Ma in Italia e in tutto il mondo c’è un altro problema: l’educazione dei primi anni di vita. Ciò fa la differenza tra i paesi più civili è questo tipo di educazione: molti dei figli delle popolazioni del Sud d’Europa e del Mondo acquisiscono tutti i comportamenti familistici e locali poiché molti di questi bambini non vanno negli asili (e a volte nemmeno a scuola) nell’età che va dai tre ai sei anni, dove si addomesticano precocemente i comportamenti verbali e le emozioni più egoistiche dettare dalle regole genitoriali o dal clan familiare. Inoltre “la lettura e la dedizione agli studi sono vocazioni naturali per una minoranza della popolazione. Per la maggior parte dei giovani, leggere e studiare costituisce un sacrificio, anche se molti, col tempo apprezzano sempre più i vantaggi di una solida cultura professionale e generale. Ma se non c’è nessuna differenza tra laurearsi in una buona o cattiva università e il posto di lavoro viene ottenuto grazie al supporto familiare o uno scambio di favori, non si vede perché i giovani dovrebbero optare per il sacrificio e l’impegno” (Pietro Corsi, Università di Oxford in “Saperi e poteri”, Egeaonline.it).
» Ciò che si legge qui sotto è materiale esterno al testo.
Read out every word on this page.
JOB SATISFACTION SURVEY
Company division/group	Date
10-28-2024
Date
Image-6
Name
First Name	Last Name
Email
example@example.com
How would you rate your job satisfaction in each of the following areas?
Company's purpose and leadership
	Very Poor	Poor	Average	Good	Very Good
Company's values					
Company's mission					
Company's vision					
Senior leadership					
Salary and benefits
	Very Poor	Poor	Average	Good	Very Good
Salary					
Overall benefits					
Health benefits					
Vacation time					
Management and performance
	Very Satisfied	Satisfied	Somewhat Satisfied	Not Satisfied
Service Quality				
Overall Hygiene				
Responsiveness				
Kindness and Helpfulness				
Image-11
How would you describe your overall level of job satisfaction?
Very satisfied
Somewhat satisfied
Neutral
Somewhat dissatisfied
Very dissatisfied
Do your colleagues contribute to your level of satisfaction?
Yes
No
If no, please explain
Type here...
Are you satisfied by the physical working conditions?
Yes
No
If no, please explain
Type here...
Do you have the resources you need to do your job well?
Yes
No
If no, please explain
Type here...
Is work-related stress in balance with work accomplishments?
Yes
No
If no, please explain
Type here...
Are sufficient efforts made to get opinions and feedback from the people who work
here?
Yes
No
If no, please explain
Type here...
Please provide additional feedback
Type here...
Comunque una soluzione per eliminare molte forme di favoritismi e raccomandazioni potrebbe essere quella di avere dei Rettori universitari internazionali: la cultura non ha patria è l’unico modo per superare gli egoismi nazionali e quelli culturali occidentali e orientali è quello di imporre nelle migliori Università delle personalità non appartenenti alla Nazione in cui ha sede l’Università.
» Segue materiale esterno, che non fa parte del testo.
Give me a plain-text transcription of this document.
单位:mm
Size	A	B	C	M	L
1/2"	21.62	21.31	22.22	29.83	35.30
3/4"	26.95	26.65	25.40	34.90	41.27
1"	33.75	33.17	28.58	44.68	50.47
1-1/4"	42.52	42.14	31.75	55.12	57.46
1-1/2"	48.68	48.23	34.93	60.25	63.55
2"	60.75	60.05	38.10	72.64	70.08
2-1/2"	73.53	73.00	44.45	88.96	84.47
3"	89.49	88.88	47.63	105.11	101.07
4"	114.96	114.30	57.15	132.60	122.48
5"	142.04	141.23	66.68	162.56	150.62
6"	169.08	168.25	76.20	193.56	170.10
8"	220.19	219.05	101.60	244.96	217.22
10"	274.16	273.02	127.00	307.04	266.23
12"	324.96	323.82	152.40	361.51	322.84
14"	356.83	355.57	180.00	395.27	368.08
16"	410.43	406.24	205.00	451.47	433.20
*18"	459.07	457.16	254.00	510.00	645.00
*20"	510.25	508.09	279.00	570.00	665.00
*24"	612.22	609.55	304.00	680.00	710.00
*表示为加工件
E ricordo che già adesso, per fortuna, stiamo interagendo quasi tutti nella nascente Società del Web e della Conoscenza, e Internet diventerà a breve la Libera Università dei Cittadini del Mondo.
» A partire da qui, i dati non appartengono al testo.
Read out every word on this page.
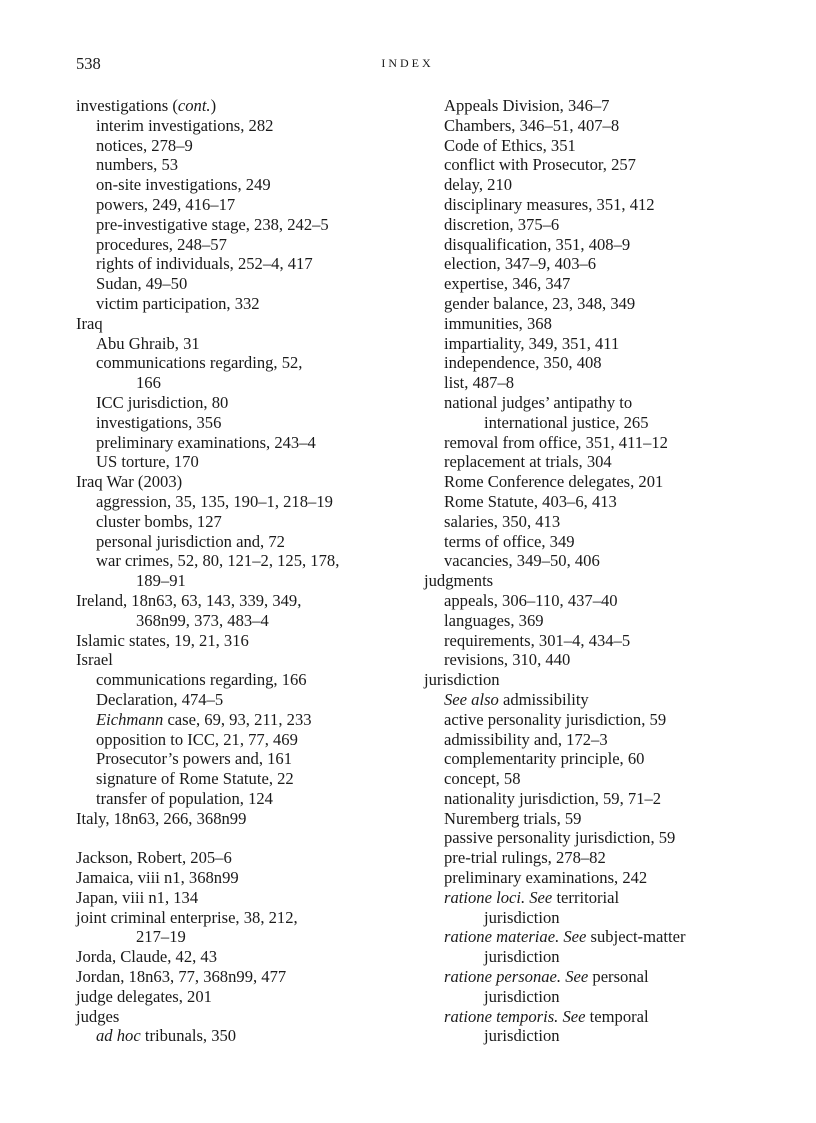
538	INDEX
investigations (cont.)
interim investigations, 282
notices, 278–9
numbers, 53
on-site investigations, 249
powers, 249, 416–17
pre-investigative stage, 238, 242–5
procedures, 248–57
rights of individuals, 252–4, 417
Sudan, 49–50
victim participation, 332
Iraq
Abu Ghraib, 31
communications regarding, 52,
166
ICC jurisdiction, 80
investigations, 356
preliminary examinations, 243–4
US torture, 170
Iraq War (2003)
aggression, 35, 135, 190–1, 218–19
cluster bombs, 127
personal jurisdiction and, 72
war crimes, 52, 80, 121–2, 125, 178,
189–91
Ireland, 18n63, 63, 143, 339, 349,
368n99, 373, 483–4
Islamic states, 19, 21, 316
Israel
communications regarding, 166
Declaration, 474–5
Eichmann case, 69, 93, 211, 233
opposition to ICC, 21, 77, 469
Prosecutor’s powers and, 161
signature of Rome Statute, 22
transfer of population, 124
Italy, 18n63, 266, 368n99
Jackson, Robert, 205–6
Jamaica, viii n1, 368n99
Japan, viii n1, 134
joint criminal enterprise, 38, 212,
217–19
Jorda, Claude, 42, 43
Jordan, 18n63, 77, 368n99, 477
judge delegates, 201
judges
ad hoc tribunals, 350
Appeals Division, 346–7
Chambers, 346–51, 407–8
Code of Ethics, 351
conflict with Prosecutor, 257
delay, 210
disciplinary measures, 351, 412
discretion, 375–6
disqualification, 351, 408–9
election, 347–9, 403–6
expertise, 346, 347
gender balance, 23, 348, 349
immunities, 368
impartiality, 349, 351, 411
independence, 350, 408
list, 487–8
national judges’ antipathy to
international justice, 265
removal from office, 351, 411–12
replacement at trials, 304
Rome Conference delegates, 201
Rome Statute, 403–6, 413
salaries, 350, 413
terms of office, 349
vacancies, 349–50, 406
judgments
appeals, 306–110, 437–40
languages, 369
requirements, 301–4, 434–5
revisions, 310, 440
jurisdiction
See also admissibility
active personality jurisdiction, 59
admissibility and, 172–3
complementarity principle, 60
concept, 58
nationality jurisdiction, 59, 71–2
Nuremberg trials, 59
passive personality jurisdiction, 59
pre-trial rulings, 278–82
preliminary examinations, 242
ratione loci. See territorial
jurisdiction
ratione materiae. See subject-matter
jurisdiction
ratione personae. See personal
jurisdiction
ratione temporis. See temporal
jurisdiction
P.S. Altri testi che riguardano l’istruzione dei più giovani sono i seguenti: “Per la scuola” di uno dei padri della Costituzione italiana: Piero Calamandrei (Sellerio) e “Fragile e spavaldo” dello psicoterapeuta Gustavo Pietropolli Charmet (Laterza). Inoltre segnalo anche un sito interessante: www.fondazioneintercultura.it.